9 months a 21st-century CMO: Some lessons learned

Nine months ago I became the Chief Marketing Officer of an organization that CEO Bill McDermott described as “the defining enterprise software company of the 21st century.”

Great CEOs don’t do it all themselves. They ask, “Who on my team can handle this?” So when the calls came, my mandate was clear: become a self-identifying enterprise software CMO for the 21st century.

The appointment comes amid a global pandemic, disruptions to global supply chains complicated by war and escalating climate disasters, and a looming pandemic macroeconomic hangover.

So how do I like it so far? It was the most demanding, mind-and-soul-expanding, enjoyable, inspiring, and exhilarating experience of my career.

Perhaps some of what I’ve learned after nine months can help my CMO colleagues, and those who follow us.

Lens Search: The Birth of B2P2

Since the pandemic put everyone’s evolution into hyperdrive, marketers have realized that the old categories of B2B, B2C, and B2B2C are obsolete. As of 2020, our profession has embraced the People Business (B2P) paradigm. Business, fundamentally, is relationships between people. Even in the largest businesses, the key decision makers are still people.

I soon realized that the concept of B2P is still not precise enough. The pandemic is a global event that, somewhat ironically, puts an intense spotlight on the personal. In a marketing context, this underlines the centrality of supporting customers purpose – personal and organizational – and the need to serve the customer by customers hierarchy of needs as those needs change over time.

I call this increased awareness B2P2and this is the lens through which I view the whole landscape of being a CMO.

The old B2B model: Marketing focused on lead generation and passed it off to Sales, then the two functions traded back and forth on the quality and quantity of leads generated by marketing.

In B2P2, we frame our entire marketing concept as a dynamic, immersive, continuous process centered around the needs of customers and their customers. We don’t shop at targets, we put ourselves in total service at experience of the customer and the customer’s customers.

B2P2 changing the basics of Marketing. Frankly, I think our profession could do a better job of implementing the necessary transitions. Everything around us has changed, and so has our thinking about messaging and positioning, brand strategy, content strategy, media mix/channel, enabling GTM, programs, campaigns, and measurement, among others more functions. (I will write more about each of these in future pieces.)

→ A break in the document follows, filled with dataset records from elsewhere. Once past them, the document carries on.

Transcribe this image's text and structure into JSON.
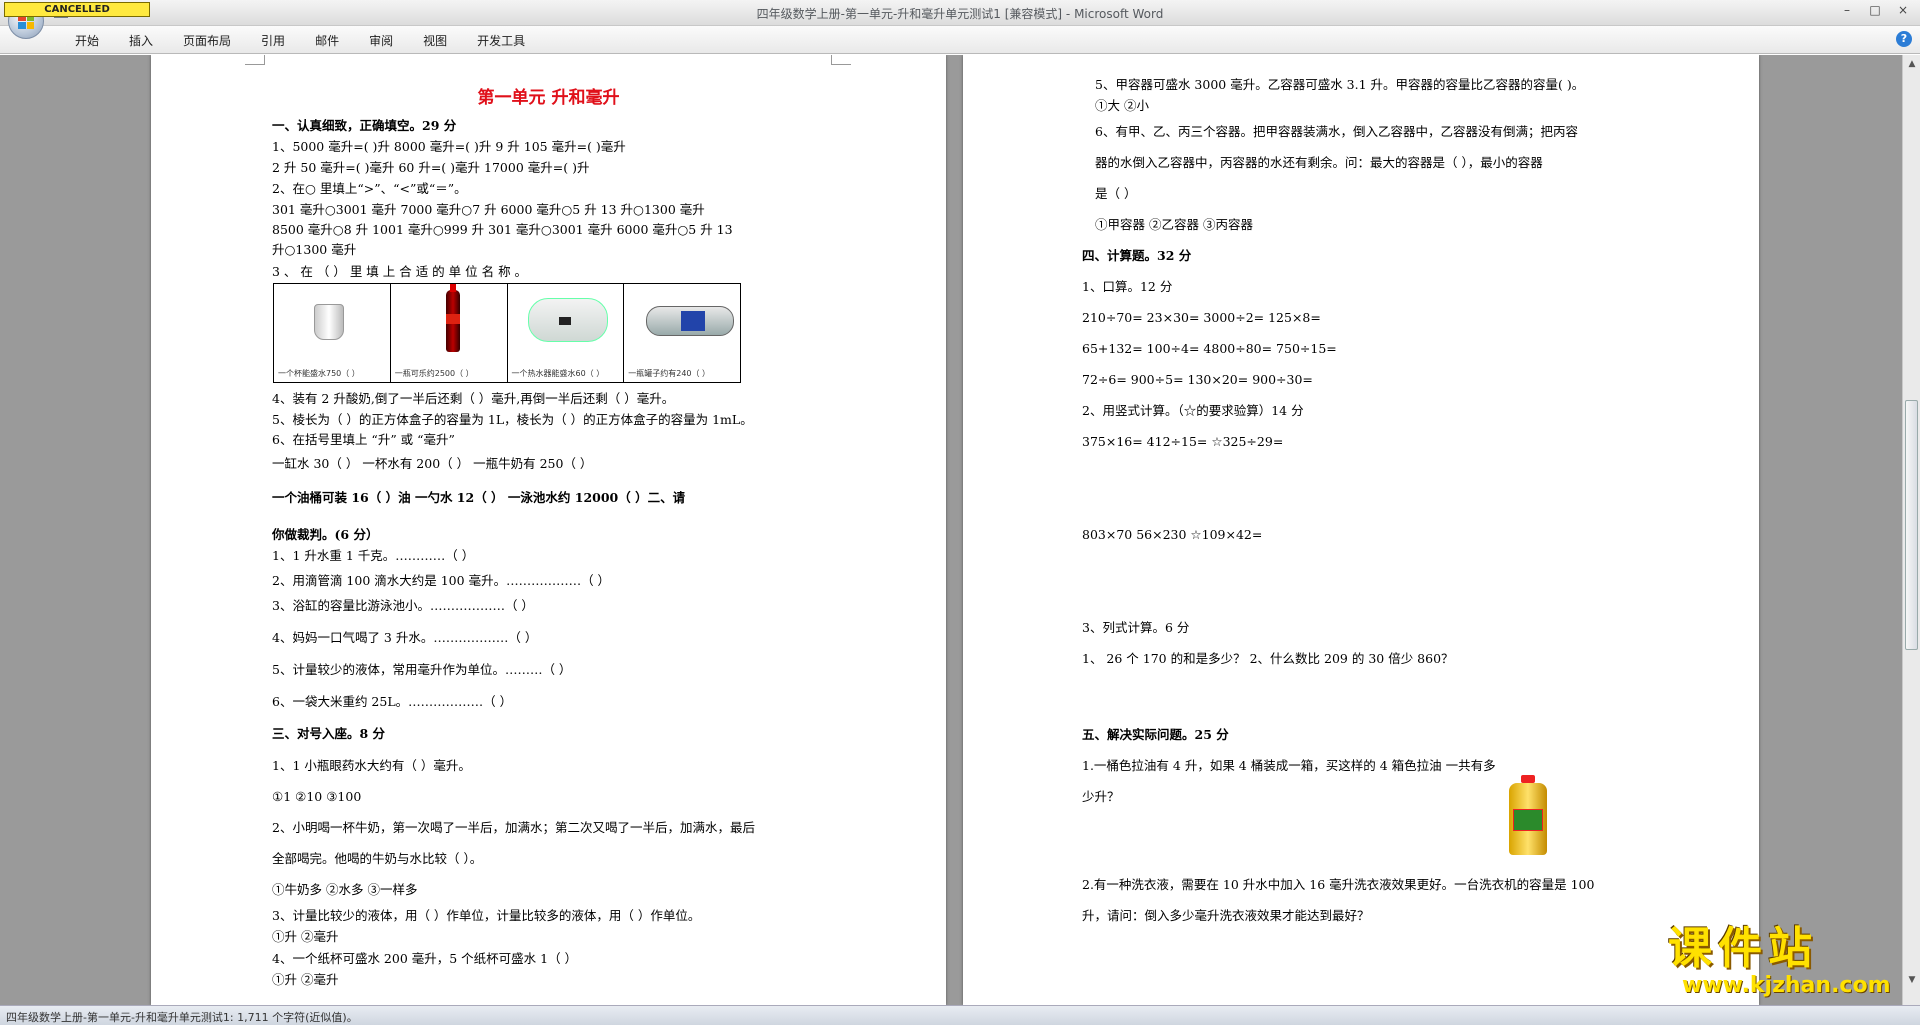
{
  "window": {
    "title": "四年级数学上册-第一单元-升和毫升单元测试1 [兼容模式] - Microsoft Word",
    "stamp": "CANCELLED",
    "controls": [
      "–",
      "□",
      "×"
    ]
  },
  "ribbon": {
    "tabs": [
      "开始",
      "插入",
      "页面布局",
      "引用",
      "邮件",
      "审阅",
      "视图",
      "开发工具"
    ],
    "help": "?"
  },
  "left_page": {
    "title": "第一单元  升和毫升",
    "lines": [
      "一、认真细致，正确填空。29 分",
      "1、5000 毫升=(      )升    8000 毫升=(      )升     9 升 105 毫升=(      )毫升",
      "2 升 50 毫升=(      )毫升    60 升=(      )毫升       17000 毫升=(      )升",
      "2、在○ 里填上“>”、“<”或“＝”。",
      "    301 毫升○3001 毫升    7000 毫升○7 升      6000 毫升○5 升    13 升○1300 毫升",
      "8500 毫升○8 升      1001 毫升○999 升      301 毫升○3001 毫升    6000 毫升○5 升        13",
      "升○1300 毫升",
      "3   、   在   （          ）   里   填   上   合   适   的   单   位   名   称   。",
      "4、装有 2 升酸奶,倒了一半后还剩（      ）毫升,再倒一半后还剩（      ）毫升。",
      "5、棱长为（      ）的正方体盒子的容量为 1L，棱长为（      ）的正方体盒子的容量为 1mL。",
      "6、在括号里填上 “升” 或 “毫升”",
      "  一缸水 30（          ）      一杯水有 200（      ）      一瓶牛奶有 250（        ）",
      "  一个油桶可装 16（      ）油      一勺水 12（      ）      一泳池水约 12000（        ）二、请",
      "你做裁判。(6 分）",
      "1、1 升水重 1 千克。…………（      ）",
      "2、用滴管滴 100 滴水大约是 100 毫升。………………（    ）",
      "    3、浴缸的容量比游泳池小。………………（      ）",
      "    4、妈妈一口气喝了 3 升水。………………（      ）",
      "    5、计量较少的液体，常用毫升作为单位。………（    ）",
      "    6、一袋大米重约 25L。………………（      ）",
      "    三、对号入座。8 分",
      "  1、1 小瓶眼药水大约有（  ）毫升。",
      "         ①1          ②10          ③100",
      "  2、小明喝一杯牛奶，第一次喝了一半后，加满水；第二次又喝了一半后，加满水，最后",
      "    全部喝完。他喝的牛奶与水比较（ ）。",
      "       ①牛奶多        ②水多          ③一样多",
      "  3、计量比较少的液体，用（  ）作单位，计量比较多的液体，用（  ）作单位。",
      "        ①升                                    ②毫升",
      "  4、一个纸杯可盛水 200 毫升，5 个纸杯可盛水 1（      ）",
      "      ①升                                ②毫升"
    ],
    "captions": [
      "一个杯能盛水750（  ）",
      "一瓶可乐约2500（  ）",
      "一个热水器能盛水60（  ）",
      "一瓶罐子约有240（  ）"
    ]
  },
  "right_page": {
    "lines": [
      "5、甲容器可盛水 3000 毫升。乙容器可盛水 3.1 升。甲容器的容量比乙容器的容量(          )。",
      "    ①大            ②小",
      "6、有甲、乙、丙三个容器。把甲容器装满水，倒入乙容器中，乙容器没有倒满；把丙容",
      "器的水倒入乙容器中，丙容器的水还有剩余。问：最大的容器是（      ），最小的容器",
      "是（          ）",
      "  ①甲容器          ②乙容器          ③丙容器",
      "四、计算题。32 分",
      "1、口算。12 分",
      "  210÷70=              23×30=              3000÷2=              125×8=",
      "  65+132=              100÷4=              4800÷80=              750÷15=",
      "    72÷6=                    900÷5=             130×20=             900÷30=",
      "2、用竖式计算。（☆的要求验算）14 分",
      "    375×16=                       412÷15=                         ☆325÷29=",
      "  803×70                  56×230                   ☆109×42=",
      "3、列式计算。6 分",
      "  1、  26 个 170 的和是多少？            2、什么数比 209 的 30 倍少 860？",
      "五、解决实际问题。25 分",
      "1.一桶色拉油有 4 升，如果 4 桶装成一箱，买这样的 4 箱色拉油                 一共有多",
      "少升？",
      "2.有一种洗衣液，需要在 10 升水中加入 16 毫升洗衣液效果更好。一台洗衣机的容量是 100",
      "升，请问：倒入多少毫升洗衣液效果才能达到最好？"
    ]
  },
  "statusbar": {
    "text": "四年级数学上册-第一单元-升和毫升单元测试1: 1,711 个字符(近似值)。"
  },
  "watermark": {
    "cn": "课件站",
    "url": "www.kjzhan.com"
  }
}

Practicing B2P2 Inside: The Leadership Challenge

The need to think and act differently internally is as strong as the external need to serve customers in new ways. As the ServiceNow brand promises to make the world work for our customers and their customers, as a leader I must serve each team member’s individual goals, needs, and hungers to unlock their full potential As a human. (To underscore the importance of purpose, a recent Gloat survey found that 86 percent of employees consider their work to be important as it aligns with their values ​​and aspirations.)

Much of modern business is new, but some elements are timeless. I am reminded of Peter Drucker’s saying: “Only three things happen naturally in organizations: friction, confusion, and underperformance. Everyone else needs leadership.

A great way to gain a team’s trust as a leader is to be open about vulnerability. When a leader is honest about imperfection, admitting that it is as difficult as their team to find balance amid tsunamis of uncertainty, the result is mutual empathy, the rocket fuel of team success.

Being a CMO requires a 360-degree B2P2 skill set because a Marketing team is unique. There are creative experts in colors and copywriting whose job it is to connect with customers on an emotional and aesthetic level. There are quant-genius data scientists who use powerful analytics to make ad-placement decisions in hundreds of seconds. There are product marketing people and customer marketing people, all with different methods and foci. And they’re all on the same team!

A CMO must exercise the muscles of IQ and EQ equally well, and master the power of “and.” A modern CMO needs empathy to align with creative storytellers and quantitative skills to understand the data scientist (and vice versa). Global and local activation. Direct sales and partner/ecosystem enablement.

The CMO also needs financial and P&L acumen, Sales knowledge, and deep product understanding.

Perhaps most difficult of all, the 21st century CMO must solve a myriad of problems…by inspiring the efforts of others. Like the best CEOs, resist the urge to do it themselves.

CMOs must always stick to the landing – leading a hugely disparate team, with the widest spectrum of skills, needs, emotions, and goals, in the precise, pinpoint mix of integrated, always-on activities that are successful and sustainable that keep the needs, goals, and experiences of customers and their customers at the center of everything we do.

Challenging? Hell yes. But for some reason I can’t wait to get up and start working every morning.